By design, the event falls on the third Saturday of each July. On July 17, 1978, at the age of 17, Shared Adventures founder Foster Andersen was involved in a motorcycle accident that left him a paraplegic.
A Shared beginning
Intrigued to find out how he would fare without the use of his legs, Tuttle found himself at Cowell’s in July of 2000, surrounded by diving gear — BCs, regulators and wrist-mounted computers — that hadn’t even existed in the ’70s.
Most everyone else at the beach that day was floundering around and frightened, but "I got in the water with complete equipment on, and it was like riding a bicycle — off I went," he says.
Doug Colacicco, a volunteer at the Monterey Bay Aquarium, was helping out at the event that day and saw how well Tuttle adapted underwater. Colacicco later asked if he’d be interested in enrolling in a wheelchair-diver volunteer program the aquarium soon would be starting.
"I said, ‘Wow, I mean, obviously I’d love to do that, but I haven’t really dove in years, I don’t know all the new equipment, the new technology,’ " Tuttle recalls. "He said, ‘Well, get re- certified and let us know.’"
Off Tuttle went to San Jose State University, where he hooked up with an organization that teaches the disabled how to scuba dive. After getting re-certified in October of 2001, he completed a written test, diving test and physical at the aquarium, and has been volunteering ever since.
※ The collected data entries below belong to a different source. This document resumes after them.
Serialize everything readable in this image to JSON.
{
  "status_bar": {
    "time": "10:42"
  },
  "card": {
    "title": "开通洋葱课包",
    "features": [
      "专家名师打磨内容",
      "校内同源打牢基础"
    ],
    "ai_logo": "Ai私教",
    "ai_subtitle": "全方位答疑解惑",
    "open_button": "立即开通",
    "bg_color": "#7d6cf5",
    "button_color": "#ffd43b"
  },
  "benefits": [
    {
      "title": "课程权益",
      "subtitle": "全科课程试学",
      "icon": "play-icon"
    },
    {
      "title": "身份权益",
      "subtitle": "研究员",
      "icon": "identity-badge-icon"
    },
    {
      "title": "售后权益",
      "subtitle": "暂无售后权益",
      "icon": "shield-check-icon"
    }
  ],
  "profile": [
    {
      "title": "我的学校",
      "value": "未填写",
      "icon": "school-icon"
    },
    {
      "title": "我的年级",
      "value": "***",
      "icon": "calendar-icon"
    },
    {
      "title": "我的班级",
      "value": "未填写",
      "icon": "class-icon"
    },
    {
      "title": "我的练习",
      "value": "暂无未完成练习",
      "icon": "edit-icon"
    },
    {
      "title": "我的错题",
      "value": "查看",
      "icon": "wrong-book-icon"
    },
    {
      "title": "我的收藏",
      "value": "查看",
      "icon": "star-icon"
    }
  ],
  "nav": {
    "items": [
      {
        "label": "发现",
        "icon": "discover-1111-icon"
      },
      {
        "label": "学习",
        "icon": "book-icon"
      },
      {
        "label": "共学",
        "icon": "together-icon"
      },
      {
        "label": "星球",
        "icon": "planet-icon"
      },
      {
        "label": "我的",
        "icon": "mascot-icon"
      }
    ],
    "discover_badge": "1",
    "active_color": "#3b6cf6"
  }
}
"The whole thing stems back to that experience that day on ‘Day on the Beach,’" he adds. "That had to happen, because then that guy wouldn’t have seen me and nothing would have ever come of it."
And when others see Tuttle suiting up Saturday, much more can continue to come of it.
"That’s part of our mission, to let able-bodied people know we’re not just drooling, blithering idiots," Tuttle said. "Our bodies might be broken, but we’re still out here doing stuff."